Self-Massage (abhyanga)
This is a practice rooted in Ayurveda, whereby you massage your body with warm oil each day. Some of the many benefits have been said to include improved skin tone, reduced muscle tension, and increased self-love.
The practice can be very calming, especially in winter months. Abhyanga is not a deep-tissue or sports massage, instead it involves long strokes up and down the limbs and circular motions around the abdomen and joints, with lovingkindness.
Ayurvedic practitioners say, if you practice Abhyanga in the morning before showering, then as the heat opens the skin’s pores the oil will sink in further. If you do this practice before bed, and you find that you do not have time for a full-body massage, then simply massaging your feet and the scalp with warm oil is said to be a soothing and calming bedtime ritual.

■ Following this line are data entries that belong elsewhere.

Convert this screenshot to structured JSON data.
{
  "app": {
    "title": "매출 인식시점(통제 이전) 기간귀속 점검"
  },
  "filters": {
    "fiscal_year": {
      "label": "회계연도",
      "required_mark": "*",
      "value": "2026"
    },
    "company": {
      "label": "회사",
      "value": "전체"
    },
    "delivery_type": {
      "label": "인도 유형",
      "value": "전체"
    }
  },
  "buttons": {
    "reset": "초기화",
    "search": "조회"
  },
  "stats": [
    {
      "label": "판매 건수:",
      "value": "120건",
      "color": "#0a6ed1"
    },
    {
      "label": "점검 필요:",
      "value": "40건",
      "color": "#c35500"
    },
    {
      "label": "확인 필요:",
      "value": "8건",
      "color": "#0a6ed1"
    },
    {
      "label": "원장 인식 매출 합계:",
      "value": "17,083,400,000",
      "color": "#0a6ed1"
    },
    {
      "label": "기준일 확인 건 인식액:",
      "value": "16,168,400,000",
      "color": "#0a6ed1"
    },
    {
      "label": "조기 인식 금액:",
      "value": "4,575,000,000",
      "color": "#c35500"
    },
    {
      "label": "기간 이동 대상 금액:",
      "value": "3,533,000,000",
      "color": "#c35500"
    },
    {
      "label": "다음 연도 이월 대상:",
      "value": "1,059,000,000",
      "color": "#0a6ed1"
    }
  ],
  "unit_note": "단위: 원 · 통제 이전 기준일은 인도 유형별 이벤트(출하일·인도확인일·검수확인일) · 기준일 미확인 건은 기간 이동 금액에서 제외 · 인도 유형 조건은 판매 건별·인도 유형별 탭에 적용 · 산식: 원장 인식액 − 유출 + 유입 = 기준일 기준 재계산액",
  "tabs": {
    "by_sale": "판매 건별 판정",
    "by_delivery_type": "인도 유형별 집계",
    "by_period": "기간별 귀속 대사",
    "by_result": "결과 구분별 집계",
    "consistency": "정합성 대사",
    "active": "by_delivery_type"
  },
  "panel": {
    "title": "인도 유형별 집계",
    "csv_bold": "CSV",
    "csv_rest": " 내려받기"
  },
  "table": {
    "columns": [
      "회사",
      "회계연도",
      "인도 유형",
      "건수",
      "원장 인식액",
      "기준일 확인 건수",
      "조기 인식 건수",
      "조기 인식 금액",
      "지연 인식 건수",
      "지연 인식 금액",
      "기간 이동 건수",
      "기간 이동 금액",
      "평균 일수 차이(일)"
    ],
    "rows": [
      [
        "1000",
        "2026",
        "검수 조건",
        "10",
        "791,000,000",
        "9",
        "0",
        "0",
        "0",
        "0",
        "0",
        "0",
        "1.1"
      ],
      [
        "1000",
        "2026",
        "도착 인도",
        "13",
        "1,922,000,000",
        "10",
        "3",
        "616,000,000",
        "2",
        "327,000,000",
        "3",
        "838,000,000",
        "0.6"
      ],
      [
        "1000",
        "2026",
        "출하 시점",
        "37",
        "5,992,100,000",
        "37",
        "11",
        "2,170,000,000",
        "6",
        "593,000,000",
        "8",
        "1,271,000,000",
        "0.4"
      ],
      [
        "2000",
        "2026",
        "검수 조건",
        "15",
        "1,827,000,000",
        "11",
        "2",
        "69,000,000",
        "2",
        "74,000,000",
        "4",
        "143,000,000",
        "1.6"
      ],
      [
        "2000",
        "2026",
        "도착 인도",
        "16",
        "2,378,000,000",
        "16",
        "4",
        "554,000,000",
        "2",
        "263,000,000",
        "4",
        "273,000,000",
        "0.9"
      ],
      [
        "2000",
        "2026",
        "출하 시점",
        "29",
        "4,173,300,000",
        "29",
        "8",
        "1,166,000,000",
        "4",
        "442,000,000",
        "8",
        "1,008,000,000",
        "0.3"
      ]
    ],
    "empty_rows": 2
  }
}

The oil for Abhyanga is warm, not hot, and should be pure, such as sesame oil or coconut oil. If you are interested in herbal oils, choose those that are recommended by an Ayurvedic practitioner.
Self-massage with oil is a timeless self-care ritual. As you do this practice, you can practice having gratitude for your body and all that it supports you through, day and night. Allow your awareness to stay with the feeling of the massage and let your body and mind recognize you are taking time to focus on yourself.
These practices can be important ways to focus your attention on yourself, care for yourself, and strengthen your communication with yourself. This can lead to greater self-awareness, self-love, and the ability to notice barriers that you might have built up against love so you can find ways to bring them down.